Upgrading MySQL from 8.0.17 to 8.0.23

AWS did a minor version upgrade for our MySQL servers from 8.0.17 to 8.0.23 this past Saturday at 4:55 AM CST. This is done automatically due to:

UpdatedVersion

In most cases a minor version upgrade is uneventful but in this case led to two key issues.

We were first alerted due to a large number of errors of the following kind: (1038, 'Out of sort memory, consider increasing server sort buffer size')

Unclear what happened the first step was to go to aws console to see what was going on:

Screen Shot 2021-07-19 at 10.00.04 PM.png

We now realize the database was upgraded and the logs confirm this:

T09:44  /rdsdbbin/mysql/bin/mysqld: Shutdown complete (mysqld 8.0.17) Source distribution.
T09:45  /rdsdbbin/mysql/bin/mysqld (mysqld 8.0.23) starting as process 22020

Then we start to google the primary error and find the following fairly quickly https://bugs.mysql.com/bug.php?id=103225. In particular we read:

On MySQL 8.0.23, a certain dataset and query cause an "Out of sort memory" (1038) error.
This is reproducible, and it does not happen on 8.0.17.

A potentially relevant change is that somewhere between those versions, we started sorting small blobs, such as TEXT, as addon fields instead of always doing sort-by-rowid. This is the reason why there's now more pressure on the sort buffer (but for most cases, sorts should still be faster). I see you have a TEXT field in your data (but I haven't looked at it apart from that).

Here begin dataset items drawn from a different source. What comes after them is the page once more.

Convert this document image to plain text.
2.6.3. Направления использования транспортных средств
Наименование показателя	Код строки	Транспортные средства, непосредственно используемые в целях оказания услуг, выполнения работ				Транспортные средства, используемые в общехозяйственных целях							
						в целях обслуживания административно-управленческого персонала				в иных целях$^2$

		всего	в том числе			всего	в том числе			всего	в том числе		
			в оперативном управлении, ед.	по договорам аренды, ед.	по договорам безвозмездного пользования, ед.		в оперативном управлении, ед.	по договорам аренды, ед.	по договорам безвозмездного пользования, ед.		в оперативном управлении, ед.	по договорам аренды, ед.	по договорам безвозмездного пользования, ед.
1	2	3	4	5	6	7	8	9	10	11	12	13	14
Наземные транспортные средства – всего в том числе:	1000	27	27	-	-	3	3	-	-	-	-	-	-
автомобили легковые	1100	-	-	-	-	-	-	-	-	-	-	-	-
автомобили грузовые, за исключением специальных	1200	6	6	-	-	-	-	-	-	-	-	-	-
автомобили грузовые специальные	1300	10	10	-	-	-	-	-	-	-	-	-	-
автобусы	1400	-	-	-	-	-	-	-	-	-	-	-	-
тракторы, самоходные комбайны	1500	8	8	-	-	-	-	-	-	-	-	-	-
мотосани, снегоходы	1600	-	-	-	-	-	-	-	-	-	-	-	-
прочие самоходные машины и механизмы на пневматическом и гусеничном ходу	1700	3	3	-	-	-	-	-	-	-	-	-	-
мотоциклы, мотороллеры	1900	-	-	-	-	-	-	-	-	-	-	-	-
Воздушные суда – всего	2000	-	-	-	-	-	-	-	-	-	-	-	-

We notice that we are indeed doing a SELECT * query on a table that has a TEXT column, so a quick fix is to either increase the sort buffer and longer term optimize the columns selected in the query itself:

sort_buffer_size

Now the second issue was much more subtle. We started noticing that our fivetran cluster was constantly no longer completing jobs and syncs with small amounts of data were taking over 12 hours and every single sync was failing:

Sync Failures

After working with the Fivetran support team we tested a few different timeouts which didn't do much, and finally created a database on MySQL 8.0.17 to replicate from our primary cluster. Connecting to it lo and behold did let the sync complete. Looking into it further the team noticed the Invisible columns feature that was introduced in MySQL 8.0.23: dev.mysql.com/doc/refman/8.0/en/invisible-c... This feature causes issues in this underlying binlog reader here: github.com/osheroff/mysql-binlog-connector-.. (which also causes issues in Maxwells daemon: github.com/zendesk/maxwell/issues/1724)

In particular this breakage only occurs if you have binlog_row_metadata=FULL AND are running MySQL 8.0.23 (mysqlhighavailability.com/more-metadata-is-..). We did have this setting on and turning it off allows the underlying binlog connector to work again.

Finally our sync works again:

It's an interesting case where multiple conditions occurring at the same time (MySQL 8.0.23 + FULL Row Metadata + MySQL Binlog connector bug not parsing invisible events) can lead to an issue even if anyone of them don't cause a problem by themselves.

Some follow up from the Fivetran team:

Syncs should fail quickly when the binlog thread fails (otherwise people think the sync is going but taking too long).
Incorporate the new Binlog connector patch when available.

Huge Thanks to the Fivetran team for their help uncovering what was going on here!

Also incredible kudos to Shyiko and Osheroff for making and maintaining such a crucial library in mysql-binlog-connector-java!